When drunk, Harry transforms into an irreverent Sikh whose takyakalaam is a gaali that involves sisters. Not fully aware of it, he sides with the farmers, leading a movement against his own project while singing a song against capitalists at large. Matru, his faithful servant, is of course right next to him. The film is really all about which version of Harry Mandola overcomes the other and there are no points for guessing which side wins.
Kapur is an absolute delight as Harry Mandola – both of them. It is safe to say that he is the star of the show and, with some help from Babbar; he pretty much shoulders the entire responsibility of entertaining the audience.
Although they are very convincing in their respective roles, Khan is Khan and Sharma is Sharma from any other film. For me, that was disappointing to say the least because as an avid Vishal Bhardwaj fan, I had expected that he would have been able to help them bring out a hidden actor inside them.

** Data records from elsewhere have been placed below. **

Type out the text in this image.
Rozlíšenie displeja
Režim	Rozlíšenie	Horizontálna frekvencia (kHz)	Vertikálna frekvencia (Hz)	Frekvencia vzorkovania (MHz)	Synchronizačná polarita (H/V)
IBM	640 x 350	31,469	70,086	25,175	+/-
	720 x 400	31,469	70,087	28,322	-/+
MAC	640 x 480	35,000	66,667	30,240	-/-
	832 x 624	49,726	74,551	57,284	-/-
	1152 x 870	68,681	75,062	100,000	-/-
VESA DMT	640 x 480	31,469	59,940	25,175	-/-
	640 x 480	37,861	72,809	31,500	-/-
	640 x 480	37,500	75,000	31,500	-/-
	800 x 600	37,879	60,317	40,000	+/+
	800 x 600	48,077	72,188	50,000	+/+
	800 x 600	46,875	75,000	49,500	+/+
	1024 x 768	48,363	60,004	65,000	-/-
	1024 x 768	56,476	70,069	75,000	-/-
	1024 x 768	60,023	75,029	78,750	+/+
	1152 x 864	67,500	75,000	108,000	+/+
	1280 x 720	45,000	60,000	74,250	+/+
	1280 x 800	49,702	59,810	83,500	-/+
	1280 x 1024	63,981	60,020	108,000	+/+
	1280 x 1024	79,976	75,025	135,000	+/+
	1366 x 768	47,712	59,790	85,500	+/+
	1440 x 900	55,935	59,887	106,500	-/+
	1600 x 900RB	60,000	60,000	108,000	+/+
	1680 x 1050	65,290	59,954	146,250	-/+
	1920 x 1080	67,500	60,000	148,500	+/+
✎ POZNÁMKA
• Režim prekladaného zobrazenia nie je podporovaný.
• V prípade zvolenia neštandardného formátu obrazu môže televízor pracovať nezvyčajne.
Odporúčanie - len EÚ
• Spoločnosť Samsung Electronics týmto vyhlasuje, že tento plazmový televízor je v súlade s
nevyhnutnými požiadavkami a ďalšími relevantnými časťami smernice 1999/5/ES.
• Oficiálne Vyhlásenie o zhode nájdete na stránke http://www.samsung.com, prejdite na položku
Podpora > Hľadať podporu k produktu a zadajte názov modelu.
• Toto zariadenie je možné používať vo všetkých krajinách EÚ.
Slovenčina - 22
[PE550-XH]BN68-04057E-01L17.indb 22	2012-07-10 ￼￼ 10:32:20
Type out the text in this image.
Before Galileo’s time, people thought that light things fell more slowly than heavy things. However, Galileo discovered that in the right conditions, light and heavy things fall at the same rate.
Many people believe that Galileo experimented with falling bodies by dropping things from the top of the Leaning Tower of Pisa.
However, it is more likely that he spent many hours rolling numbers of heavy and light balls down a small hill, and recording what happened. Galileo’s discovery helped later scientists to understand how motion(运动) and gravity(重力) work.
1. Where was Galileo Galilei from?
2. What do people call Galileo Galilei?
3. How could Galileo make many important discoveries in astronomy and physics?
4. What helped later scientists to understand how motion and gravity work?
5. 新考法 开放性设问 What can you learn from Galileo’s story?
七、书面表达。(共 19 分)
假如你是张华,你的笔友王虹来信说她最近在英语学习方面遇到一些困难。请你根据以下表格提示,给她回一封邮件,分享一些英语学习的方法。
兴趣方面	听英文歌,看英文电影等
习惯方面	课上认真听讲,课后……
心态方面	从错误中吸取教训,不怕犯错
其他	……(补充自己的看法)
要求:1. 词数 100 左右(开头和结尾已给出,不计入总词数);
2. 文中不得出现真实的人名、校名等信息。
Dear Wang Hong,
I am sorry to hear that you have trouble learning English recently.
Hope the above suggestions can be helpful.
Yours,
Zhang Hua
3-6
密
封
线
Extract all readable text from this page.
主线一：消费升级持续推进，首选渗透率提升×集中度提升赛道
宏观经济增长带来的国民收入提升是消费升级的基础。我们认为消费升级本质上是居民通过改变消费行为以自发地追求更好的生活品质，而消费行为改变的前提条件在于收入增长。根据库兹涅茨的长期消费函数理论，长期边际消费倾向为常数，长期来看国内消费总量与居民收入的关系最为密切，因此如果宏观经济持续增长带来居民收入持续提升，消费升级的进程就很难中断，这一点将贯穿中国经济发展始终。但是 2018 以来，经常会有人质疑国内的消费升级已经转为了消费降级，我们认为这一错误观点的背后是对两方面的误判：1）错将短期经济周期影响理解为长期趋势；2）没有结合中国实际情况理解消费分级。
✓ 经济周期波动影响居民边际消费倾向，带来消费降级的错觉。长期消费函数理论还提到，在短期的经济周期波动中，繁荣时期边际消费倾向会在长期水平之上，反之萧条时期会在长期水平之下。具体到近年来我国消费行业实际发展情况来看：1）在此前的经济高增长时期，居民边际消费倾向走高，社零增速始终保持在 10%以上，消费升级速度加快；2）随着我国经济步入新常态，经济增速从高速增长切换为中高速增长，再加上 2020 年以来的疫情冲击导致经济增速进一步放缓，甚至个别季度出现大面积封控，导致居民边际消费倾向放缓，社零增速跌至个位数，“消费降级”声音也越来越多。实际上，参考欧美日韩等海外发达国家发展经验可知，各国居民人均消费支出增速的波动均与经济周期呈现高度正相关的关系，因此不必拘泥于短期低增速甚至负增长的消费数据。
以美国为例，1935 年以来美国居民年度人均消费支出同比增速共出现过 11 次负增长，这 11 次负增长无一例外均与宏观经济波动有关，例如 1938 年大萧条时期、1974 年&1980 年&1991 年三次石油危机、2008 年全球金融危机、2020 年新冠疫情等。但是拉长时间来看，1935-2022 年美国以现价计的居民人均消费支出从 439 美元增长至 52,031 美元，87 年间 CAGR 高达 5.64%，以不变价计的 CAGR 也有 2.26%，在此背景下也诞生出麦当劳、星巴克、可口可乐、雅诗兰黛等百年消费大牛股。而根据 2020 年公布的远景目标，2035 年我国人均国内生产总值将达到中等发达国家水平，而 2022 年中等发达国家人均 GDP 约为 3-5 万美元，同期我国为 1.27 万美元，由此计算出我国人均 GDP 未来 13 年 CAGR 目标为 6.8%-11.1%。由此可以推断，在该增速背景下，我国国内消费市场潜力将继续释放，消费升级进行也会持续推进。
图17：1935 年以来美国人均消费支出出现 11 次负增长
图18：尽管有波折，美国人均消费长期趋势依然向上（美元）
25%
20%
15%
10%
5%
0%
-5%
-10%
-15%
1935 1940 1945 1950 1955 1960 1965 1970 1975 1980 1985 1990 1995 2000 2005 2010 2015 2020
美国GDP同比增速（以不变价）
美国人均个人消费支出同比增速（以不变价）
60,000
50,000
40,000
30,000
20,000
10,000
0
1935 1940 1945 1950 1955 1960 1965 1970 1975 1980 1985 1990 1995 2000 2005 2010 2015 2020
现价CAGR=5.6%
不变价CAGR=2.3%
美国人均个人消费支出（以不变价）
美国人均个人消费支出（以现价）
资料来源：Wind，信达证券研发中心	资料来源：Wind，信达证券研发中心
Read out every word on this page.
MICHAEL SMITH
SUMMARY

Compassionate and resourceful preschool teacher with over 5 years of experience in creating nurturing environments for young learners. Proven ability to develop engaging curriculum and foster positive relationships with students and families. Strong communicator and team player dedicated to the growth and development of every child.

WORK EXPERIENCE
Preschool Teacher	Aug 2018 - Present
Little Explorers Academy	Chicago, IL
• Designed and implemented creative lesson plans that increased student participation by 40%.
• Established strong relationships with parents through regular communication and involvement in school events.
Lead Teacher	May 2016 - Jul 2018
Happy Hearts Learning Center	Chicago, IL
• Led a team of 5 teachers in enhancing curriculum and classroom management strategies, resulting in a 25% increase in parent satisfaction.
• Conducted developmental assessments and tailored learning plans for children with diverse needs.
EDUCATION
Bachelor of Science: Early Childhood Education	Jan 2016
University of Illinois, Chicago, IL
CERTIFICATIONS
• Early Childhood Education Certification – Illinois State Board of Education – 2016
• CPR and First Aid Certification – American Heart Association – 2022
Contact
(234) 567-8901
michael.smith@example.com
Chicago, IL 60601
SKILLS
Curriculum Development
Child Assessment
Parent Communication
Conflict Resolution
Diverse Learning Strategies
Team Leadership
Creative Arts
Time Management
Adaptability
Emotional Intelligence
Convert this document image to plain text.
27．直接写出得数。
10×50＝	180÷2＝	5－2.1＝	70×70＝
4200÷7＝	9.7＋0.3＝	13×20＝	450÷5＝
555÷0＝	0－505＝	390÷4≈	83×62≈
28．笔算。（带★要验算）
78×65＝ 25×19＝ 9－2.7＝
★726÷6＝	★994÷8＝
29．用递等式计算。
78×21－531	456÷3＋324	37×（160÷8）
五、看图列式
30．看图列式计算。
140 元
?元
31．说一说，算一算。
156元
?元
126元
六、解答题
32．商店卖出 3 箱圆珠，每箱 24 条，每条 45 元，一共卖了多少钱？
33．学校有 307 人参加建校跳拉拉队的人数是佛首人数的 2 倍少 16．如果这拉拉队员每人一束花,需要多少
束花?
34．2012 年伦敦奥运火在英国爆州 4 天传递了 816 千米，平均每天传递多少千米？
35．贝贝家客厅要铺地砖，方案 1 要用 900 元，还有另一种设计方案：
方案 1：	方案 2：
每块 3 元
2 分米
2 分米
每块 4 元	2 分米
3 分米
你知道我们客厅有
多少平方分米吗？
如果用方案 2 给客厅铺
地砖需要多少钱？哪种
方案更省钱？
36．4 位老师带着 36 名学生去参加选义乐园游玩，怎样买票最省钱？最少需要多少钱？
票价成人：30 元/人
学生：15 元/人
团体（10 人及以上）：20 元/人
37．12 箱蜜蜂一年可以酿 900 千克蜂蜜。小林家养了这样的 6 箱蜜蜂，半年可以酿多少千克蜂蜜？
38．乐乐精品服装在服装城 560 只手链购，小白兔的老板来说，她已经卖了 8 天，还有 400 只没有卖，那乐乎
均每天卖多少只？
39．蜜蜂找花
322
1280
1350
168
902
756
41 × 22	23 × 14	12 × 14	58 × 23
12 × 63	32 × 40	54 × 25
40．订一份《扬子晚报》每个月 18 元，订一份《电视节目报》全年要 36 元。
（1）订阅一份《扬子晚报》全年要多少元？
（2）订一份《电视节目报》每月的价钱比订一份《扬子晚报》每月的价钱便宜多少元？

Full points to Bhardwaj for maintaining his signature rustic style and for keeping the film crisp and short; a minute longer and it could have been a disaster like his last film Saat Khoon Maaf. The music, like the dialogue (both done by Bhardwaj), is fun and quirky and songs are very nicely picturised without wasting precious film time.
However, it would have been nice if he had not tried to force his wife Rekha Bhardwaj’s voice on Sharma. Also, why the African Zulu tribe was needed in the film is beyond me.
Verdict: The film reminds one of Rakeysh Omprakash Mehra’s Delhi 6 with a message that is lost on the audience. Not impressed overall but Pankaj Kapur’s performance is not to be missed.